This statement is meaningless. It might have value if I was trying to explain the concept of CMOS to my grandmother, but it has no place on a science-centric website. In the world of science, we do NOT measure size relative to human hairs - please use the metric system.

Feb 26, 2013
A first step, yes, but . . . cognition is still a ways off . . .


Agreed- learning is not cognition and cognition is not necessarily required to learn. The step taken here with memristor technology is to develop something that can remember a previous state and bring that information to bear in a future state. Both learning and cognition require this fundamental activity. A single, tiny electronic element that can do this is a breakthrough for both areas.

Feb 26, 2013
To most people calculus represents an understanding of mathematics that is almost beyond comprehension. People can understand training a dog. Hence the reference to Pavlov's dog.

As for human hair comparisons, while I agree the dimensions should have been in nm, the typical person doesn't have a good feeling for the unit. Virtually everyone understands the thickness of their hair.
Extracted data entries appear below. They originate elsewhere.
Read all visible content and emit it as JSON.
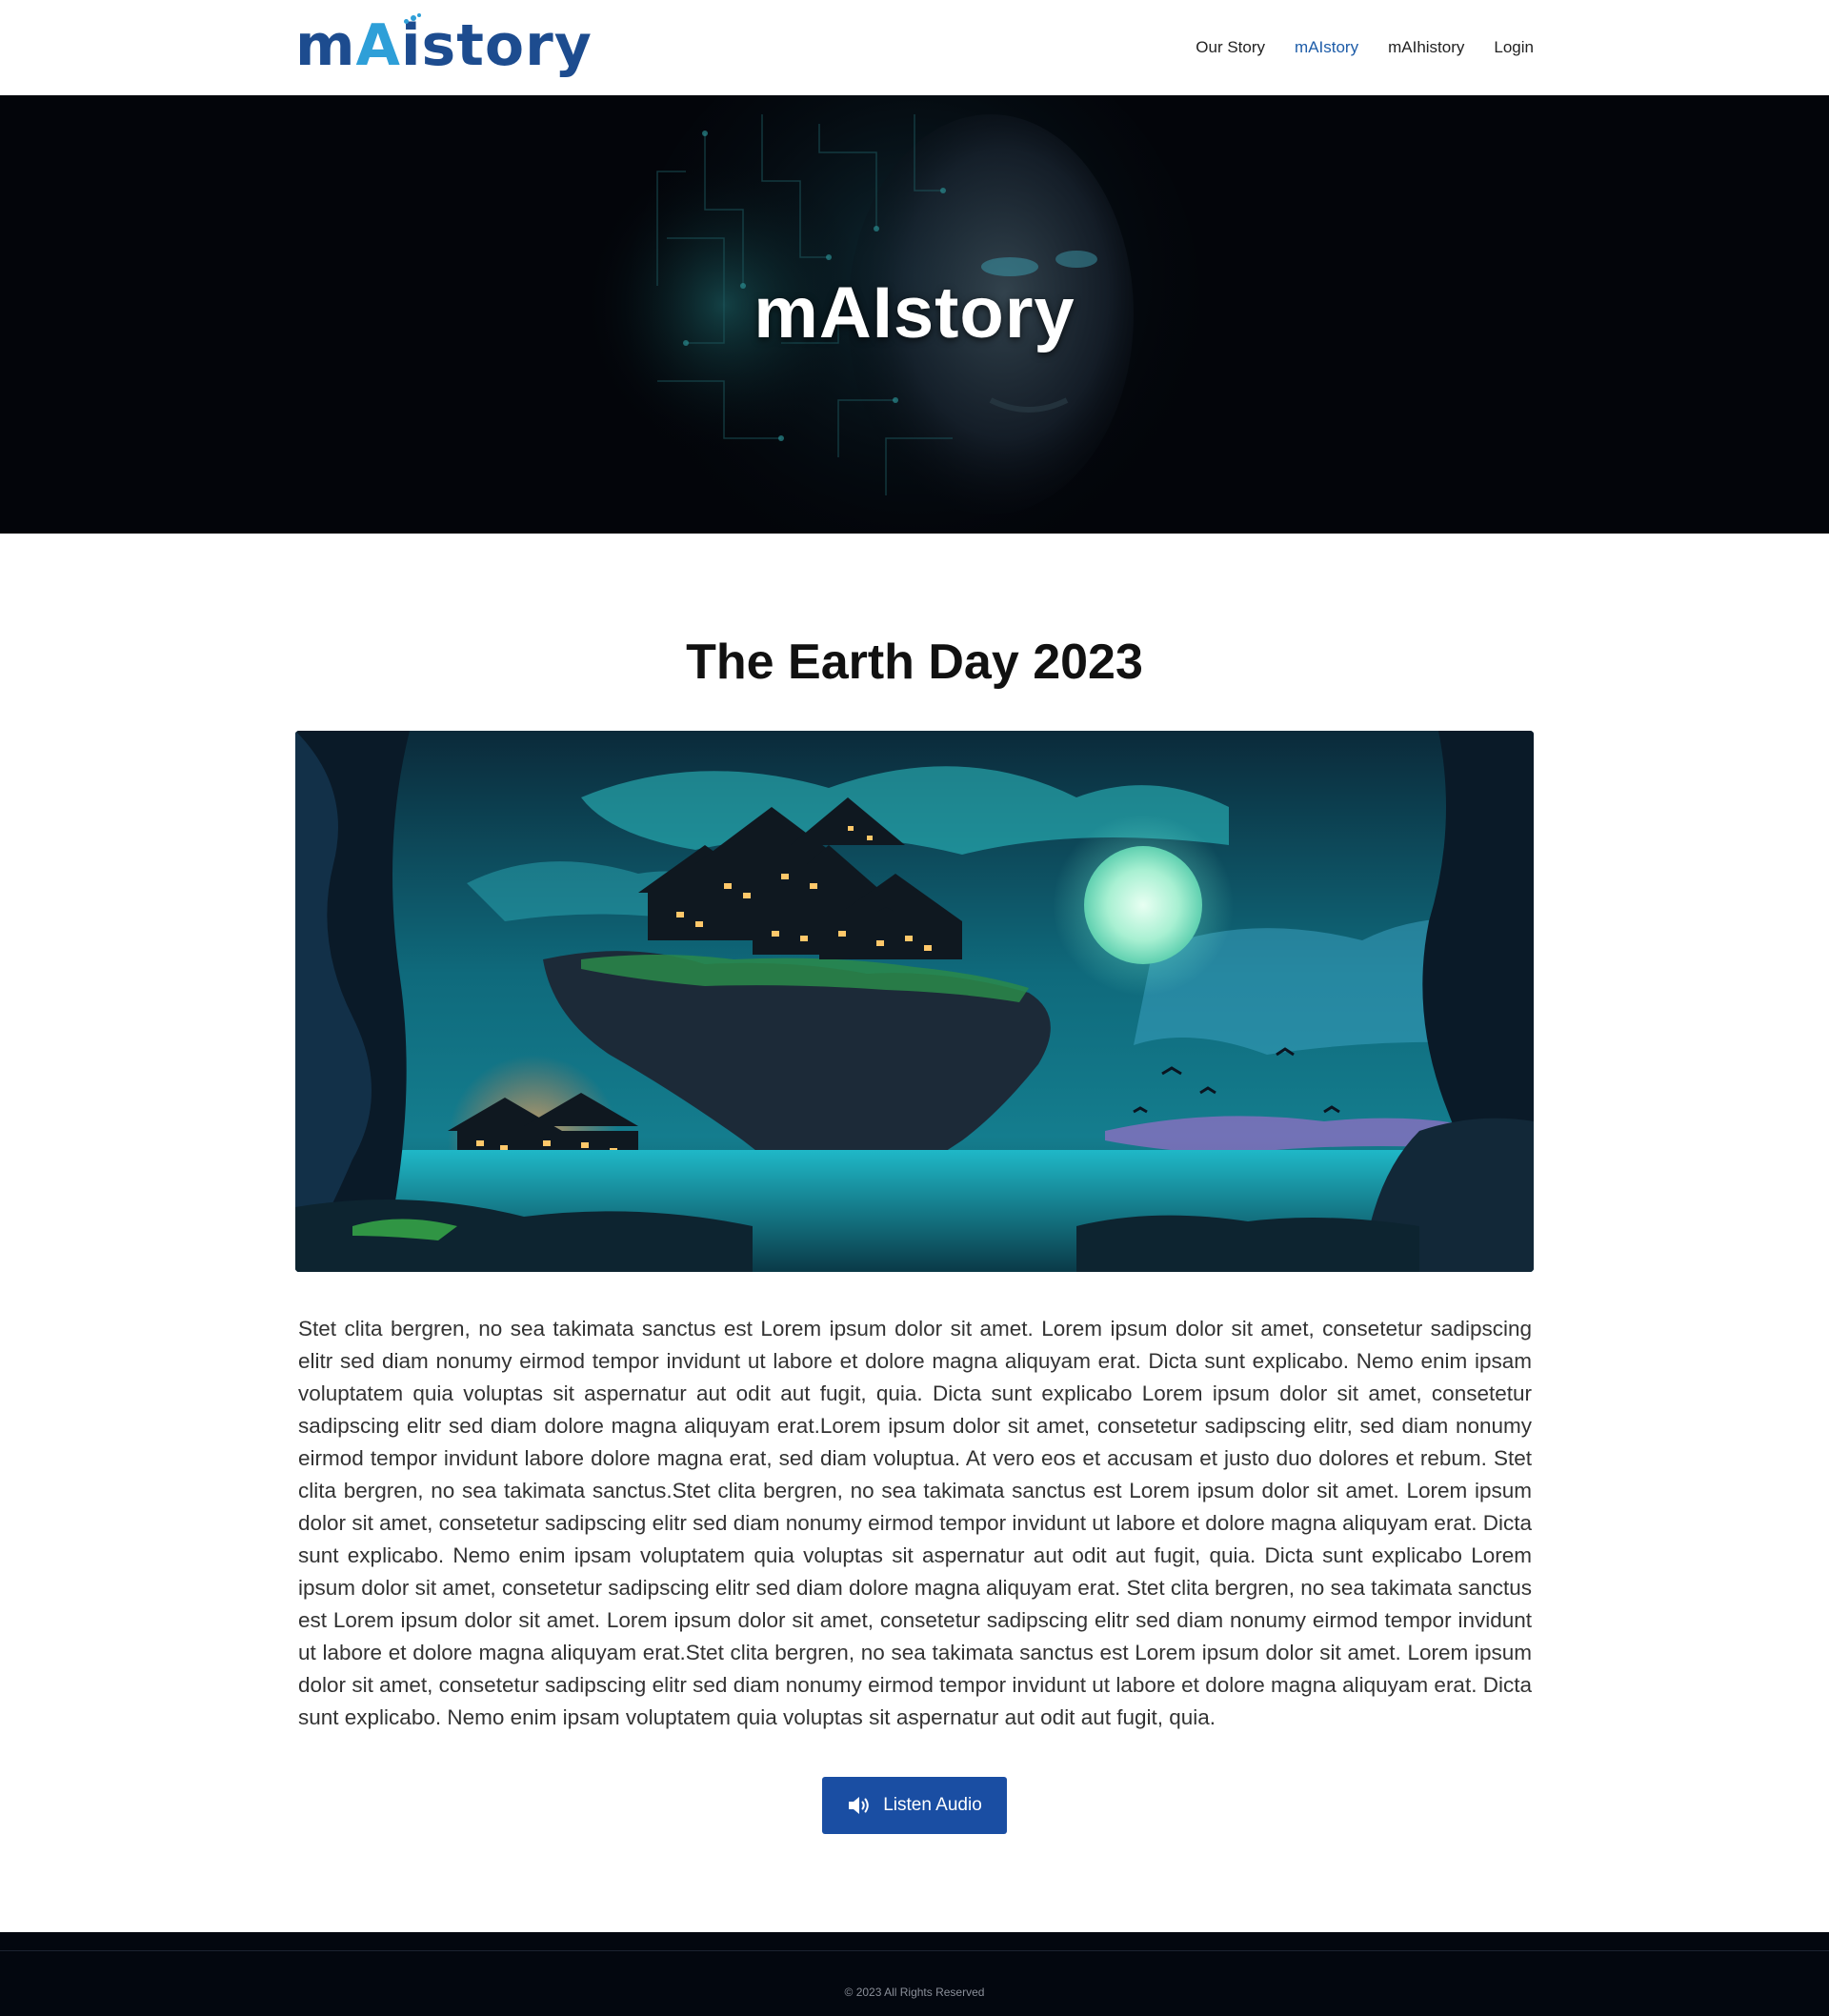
{
  "header": {
    "logo_text_before": "m",
    "logo_text_ai": "A",
    "logo_text_after": "istory",
    "nav": [
      {
        "label": "Our Story",
        "active": false
      },
      {
        "label": "mAIstory",
        "active": true
      },
      {
        "label": "mAIhistory",
        "active": false
      },
      {
        "label": "Login",
        "active": false
      }
    ]
  },
  "hero": {
    "title": "mAIstory"
  },
  "article": {
    "title": "The Earth Day 2023",
    "body": "Stet clita bergren, no sea takimata sanctus est Lorem ipsum dolor sit amet. Lorem ipsum dolor sit amet, consetetur sadipscing elitr sed diam nonumy eirmod tempor invidunt ut labore et dolore magna aliquyam erat. Dicta sunt explicabo. Nemo enim ipsam voluptatem quia voluptas sit aspernatur aut odit aut fugit, quia. Dicta sunt explicabo Lorem ipsum dolor sit amet, consetetur sadipscing elitr sed diam dolore magna aliquyam erat.Lorem ipsum dolor sit amet, consetetur sadipscing elitr, sed diam nonumy eirmod tempor invidunt labore dolore magna erat, sed diam voluptua. At vero eos et accusam et justo duo dolores et rebum. Stet clita bergren, no sea takimata sanctus.Stet clita bergren, no sea takimata sanctus est Lorem ipsum dolor sit amet. Lorem ipsum dolor sit amet, consetetur sadipscing elitr sed diam nonumy eirmod tempor invidunt ut labore et dolore magna aliquyam erat. Dicta sunt explicabo. Nemo enim ipsam voluptatem quia voluptas sit aspernatur aut odit aut fugit, quia. Dicta sunt explicabo Lorem ipsum dolor sit amet, consetetur sadipscing elitr sed diam dolore magna aliquyam erat. Stet clita bergren, no sea takimata sanctus est Lorem ipsum dolor sit amet. Lorem ipsum dolor sit amet, consetetur sadipscing elitr sed diam nonumy eirmod tempor invidunt ut labore et dolore magna aliquyam erat.Stet clita bergren, no sea takimata sanctus est Lorem ipsum dolor sit amet. Lorem ipsum dolor sit amet, consetetur sadipscing elitr sed diam nonumy eirmod tempor invidunt ut labore et dolore magna aliquyam erat. Dicta sunt explicabo. Nemo enim ipsam voluptatem quia voluptas sit aspernatur aut odit aut fugit, quia.",
    "listen_label": "Listen Audio",
    "listen_icon": "speaker-icon"
  },
  "footer": {
    "copyright": "© 2023 All Rights Reserved"
  },
  "colors": {
    "brand_blue": "#1d4c8f",
    "brand_cyan": "#2e9fd8",
    "nav_active": "#1d5ca8",
    "button_bg": "#1a4ea3",
    "hero_bg": "#03050a",
    "footer_bg": "#03070f"
  }
}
Do we want a website only for the scientifically literate, or one that might get the attention of the less (scientifically) literate and help to communicate scientific breakthroughs to the masses? (JMO)

Feb 26, 2013
It's velocity sensitive. A bot would be able to sense how hard/soft it was hit with a certain stimulus over time rather simply sensing a stimulus as a singular event.

Feb 27, 2013
Any real system simulating neuron synapses have to account for not only the strengthening of connections from previous excitation's, but also the weakening of those connections from inhibitory connections. It is quite possible that the system described has that capability (by using current in the reverse direction for example), but the electronics seem awkward to me. Could someone here explain how inhibition would or could work?

Feb 27, 2013
Virtually everyone understands the thickness of their hair.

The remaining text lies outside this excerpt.